Intrinsic motions along an enzymatic reaction trajectory

Katherine A. Henzler-Wildman1, Vu Thai1, Ming Lei1, Maria Ott3, Magnus Wolf-Watz1,6, Tim Fenn2,6, Ed Pozharski2,6, Mark A. Wilson2,6, Gregory A. Petsko2, Martin Karplus4,5, Christian G. Hübner3,6 & Dorothee Kern1

  1. Department of Biochemistry and Howard Hughes Medical Institute,
  2. Department of Biochemistry, Brandeis University, Waltham, Massachusetts 02454, USA
  3. Institute of Physics, Martin Luther-University Halle-Wittenberg, D-06120 Halle, Germany
  4. Department of Chemistry and Chemical Biology, Harvard University, Cambridge, Massachusetts 02138, USA
  5. Laboratoire de Chimie Biophysique, ISIS, Université Louis Pasteur, F-67000 Strasbourg, France
  6. Present addresses: University of Umeå, Department of Chemistry, SE-90187 Umeå, Sweden (M.W.-W.); Departments of Molecular and Cellular Physiology and Howard Hughes Medical Institute, Stanford University, Stanford, California 94305, USA (T.F.); Department of Pharmaceutical Sciences, University of Maryland, Baltimore, Maryland 21201, USA (E.P.); Department of Biochemistry and the Redox Biology Center, University of Nebraska, Lincoln, Nebraska 68588, USA (M.A.W.); University at Lübeck, Institute of Physics, 23538 Lübeck, Germany (C.G.H.).

Correspondence to: Christian G. Hübner3,6Dorothee Kern1 Correspondence and requests for materials should be addressed to D.K. (Email: dkern@brandeis.edu) or C.G.H. (Email: huebner@physik.uni-luebeck.de).
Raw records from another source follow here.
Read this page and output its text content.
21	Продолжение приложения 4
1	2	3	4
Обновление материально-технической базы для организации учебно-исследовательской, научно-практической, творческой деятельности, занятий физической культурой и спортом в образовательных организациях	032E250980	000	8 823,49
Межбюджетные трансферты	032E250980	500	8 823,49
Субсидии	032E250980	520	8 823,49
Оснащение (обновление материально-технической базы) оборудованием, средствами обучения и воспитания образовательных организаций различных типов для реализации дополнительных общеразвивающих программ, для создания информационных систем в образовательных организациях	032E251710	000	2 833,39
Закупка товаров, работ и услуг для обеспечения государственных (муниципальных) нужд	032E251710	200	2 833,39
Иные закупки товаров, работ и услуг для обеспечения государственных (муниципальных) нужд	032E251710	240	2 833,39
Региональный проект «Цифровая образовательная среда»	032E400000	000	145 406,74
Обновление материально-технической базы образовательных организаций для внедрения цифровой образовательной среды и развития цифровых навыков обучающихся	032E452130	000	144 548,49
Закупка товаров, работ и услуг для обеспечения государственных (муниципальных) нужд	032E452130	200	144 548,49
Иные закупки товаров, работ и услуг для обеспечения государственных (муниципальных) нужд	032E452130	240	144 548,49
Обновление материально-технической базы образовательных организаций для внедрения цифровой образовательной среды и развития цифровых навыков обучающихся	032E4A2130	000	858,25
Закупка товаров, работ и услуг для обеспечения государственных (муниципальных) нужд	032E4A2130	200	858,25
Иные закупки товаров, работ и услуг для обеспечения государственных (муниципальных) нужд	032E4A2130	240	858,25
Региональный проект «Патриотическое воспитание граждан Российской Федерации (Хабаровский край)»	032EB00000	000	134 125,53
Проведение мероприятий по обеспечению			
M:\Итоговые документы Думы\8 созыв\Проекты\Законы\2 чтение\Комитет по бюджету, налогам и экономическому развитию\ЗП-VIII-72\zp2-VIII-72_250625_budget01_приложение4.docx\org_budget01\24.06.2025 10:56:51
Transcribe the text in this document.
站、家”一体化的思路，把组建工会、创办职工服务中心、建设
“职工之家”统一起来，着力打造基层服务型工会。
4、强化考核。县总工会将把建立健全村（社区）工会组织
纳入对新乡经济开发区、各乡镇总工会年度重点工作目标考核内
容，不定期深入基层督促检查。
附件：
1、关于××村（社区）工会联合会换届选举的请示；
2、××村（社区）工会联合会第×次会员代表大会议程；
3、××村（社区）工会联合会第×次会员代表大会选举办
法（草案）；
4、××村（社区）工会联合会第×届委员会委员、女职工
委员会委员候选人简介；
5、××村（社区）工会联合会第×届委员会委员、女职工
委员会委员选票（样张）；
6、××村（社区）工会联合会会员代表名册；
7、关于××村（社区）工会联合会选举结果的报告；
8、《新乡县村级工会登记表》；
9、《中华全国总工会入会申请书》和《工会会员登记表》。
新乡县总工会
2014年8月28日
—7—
The mechanisms by which enzymes achieve extraordinary rate acceleration and specificity have long been of key interest in biochemistry. It is generally recognized that substrate binding coupled to conformational changes of the substrate–enzyme complex aligns the reactive groups in an optimal environment for efficient chemistry. Although chemical mechanisms have been elucidated for many enzymes, the question of how enzymes achieve the catalytically competent state has only recently become approachable by experiment and computation. Here we show crystallographic evidence for conformational substates along the trajectory towards the catalytically competent 'closed' state in the ligand-free form of the enzyme adenylate kinase. Molecular dynamics simulations indicate that these partially closed conformations are sampled in nanoseconds, whereas nuclear magnetic resonance and single-molecule fluorescence resonance energy transfer reveal rare sampling of a fully closed conformation occurring on the microsecond-to-millisecond timescale. Thus, the larger-scale motions in substrate-free adenylate kinase are not random, but preferentially follow the pathways that create the configuration capable of proficient chemistry. Such preferred directionality, encoded in the fold, may contribute to catalysis in many enzymes.